Evaluation of the Ability of MSCs and Their EVs to Promote Mitochondrial Transfer and AM Modulation in vitro

AMs co-cultured with E-MSCs demonstrated higher density of MitoTracker deep red (light pink histogram) compared with those co-cultured with H-MSCs (light blue histogram) (Figure 5A). Such findings might be interpreted as a single macrophage tending to receive more mitochondria from E-MSCs (than H-MSCs), or that these cells tend to donate more mitochondria than H-MSCs. Conversely, H-EVs were found to donate more mitochondria to AMs than E-EVs, as assessed by an increase in the percentage of CD45⁺MitoTracker⁺ cells (Figure 5B).

FIGURE 5

Figure 5. Mitochondrial transfer from healthy or emphysematous MSCs and EVs to alveolar macrophages (MΦ). (A) Intensity of MitoRed fluorescence of healthy (H) or emphysematous (E) MSCs decreased after direct co-culture with MΦ (light blue and pink histograms, respectively). The extent of mitochondrial transfer to MΦ was measured by flow cytometry. Co-culture of MΦ with MitoRed-pretreated H-MSCs and E-MSCs resulted in increased MitoRed (APC⁺) mean fluorescent intensity of MΦ. (B) Scatter plots show MΦ and EV after 24 h in co-culture. The presence of CD45⁺ MΦ, demonstrating acquisition of MitoRed fluorescence (APC⁺), indicates that mitochondrial transfer occurs from H-EVs and E-EVs. Data are representative of three independent experiments. The histograms represented graphically in (A) are from a single representative experiment. *P < 0.05 vs. the MΦ + H-MSC.

To evaluate whether there was improvement of oxidative capacity of AMs induced by mitochondrial transfer, O₂ consumption by AMs was measured after 24 h of direct co-culture of these cells with H-EVs or E-EVs (Supplementary Figure 5). Although there was no difference between groups in the routine O₂ consumption, AMs exhibited significant increases in spare respiratory capacity and in maximal O₂ consumption after 24 h of co-culture with H-EVs (Supplementary Figure 5).

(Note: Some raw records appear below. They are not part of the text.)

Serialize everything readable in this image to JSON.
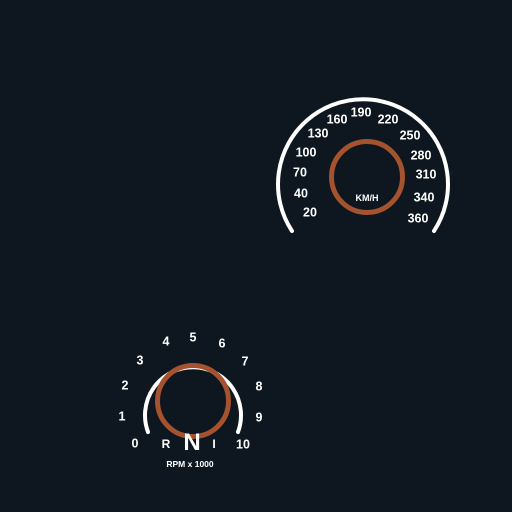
{
  "theme": {
    "background": "#0e1720",
    "arc_color": "#ffffff",
    "inner_ring_color": "#a4532e",
    "text_color": "#ffffff"
  },
  "speedometer": {
    "unit_label": "KM/H",
    "ticks": [
      "20",
      "40",
      "70",
      "100",
      "130",
      "160",
      "190",
      "220",
      "250",
      "280",
      "310",
      "340",
      "360"
    ]
  },
  "tachometer": {
    "unit_label": "RPM x 1000",
    "ticks": [
      "0",
      "1",
      "2",
      "3",
      "4",
      "5",
      "6",
      "7",
      "8",
      "9",
      "10"
    ],
    "gear": {
      "current": "N",
      "left": "R",
      "right": "I"
    }
  }
}
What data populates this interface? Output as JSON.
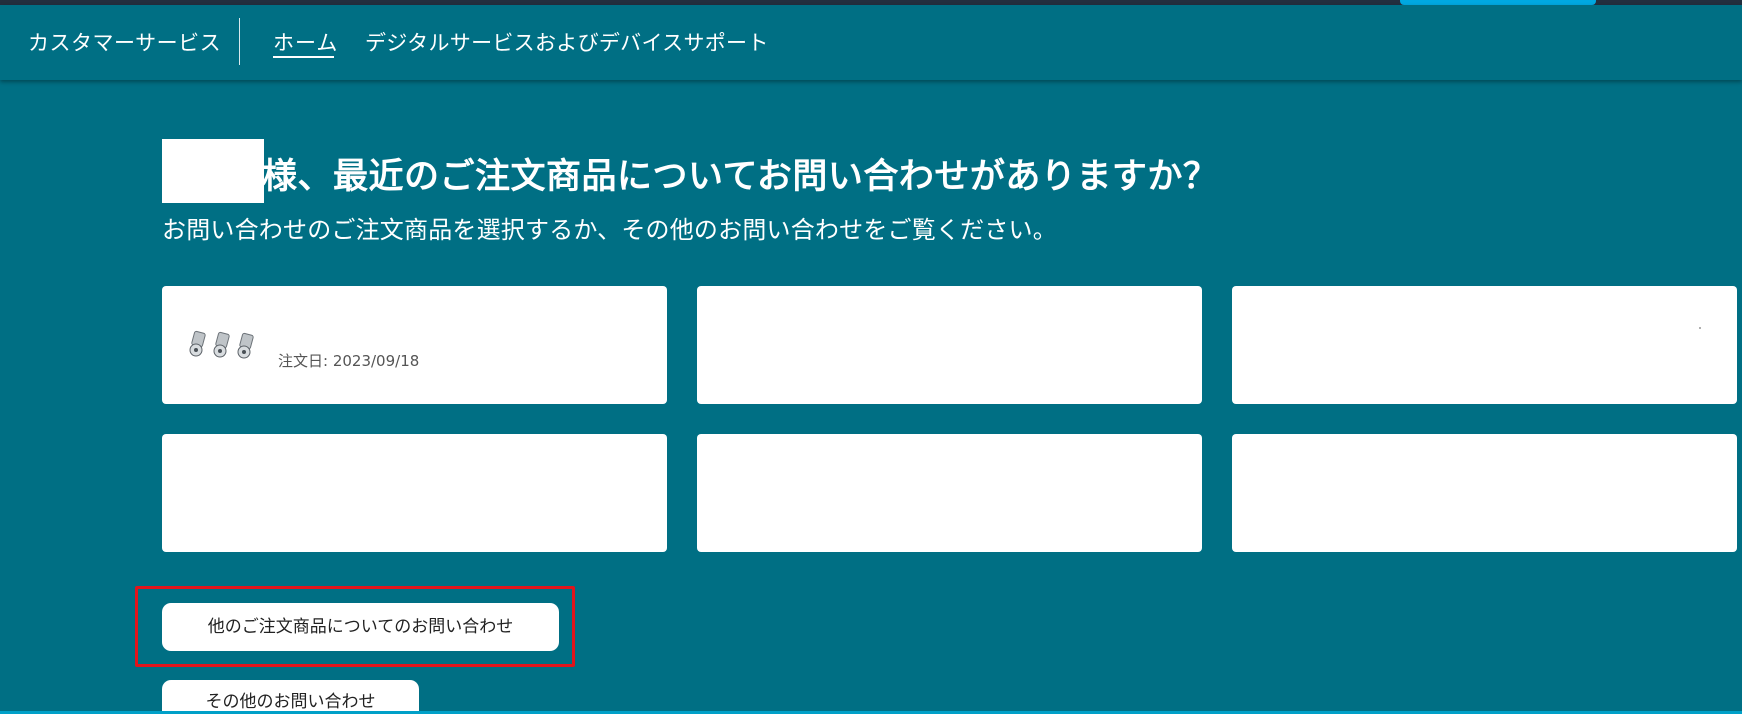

AMs co-cultured with H-MSCs demonstrated an increase in mRNA levels of arginase-1 and IL-10 (Figure 6). H-MSCs also promoted an increase in expression levels of iNOS and MMP9, although these were even greater when AMs were co-cultured with E-MSCs. Furthermore, AMs co-cultured with E-MSCs demonstrated increased mRNA levels of arginase-1. H-EVs, but not E-EVs, were able to induce an increase in IL-10 expression by AMs.

FIGURE 6

Figure 6. Direct co-culture of MSCs and EVs from healthy or emphysematous donors modulates the alveolar macrophage (MΦ) profile. H-MSCs, 1 × 10⁶ bone marrow-derived mesenchymal stromal cells (BM-MSCs) obtained from healthy donors; E-MSCs, 1 × 10⁶ BM-MSCs obtained from emphysematous donors; H-EVs, extracellular vesicles derived from 1 × 10⁶ BM-MSCs obtained from healthy donors; E-EVs, extracellular vesicles derived from 1 × 10⁶ BM-MSCs obtained from emphysematous donors. Data are expressed as medians (interquartile range) of 5–6 samples in each group. *P < 0.05 vs. MΦ. **P < 0.05 vs. the H-MSC. ***P < 0.05 vs. the E-MSC. ^&P < 0.05 vs. the H-EV.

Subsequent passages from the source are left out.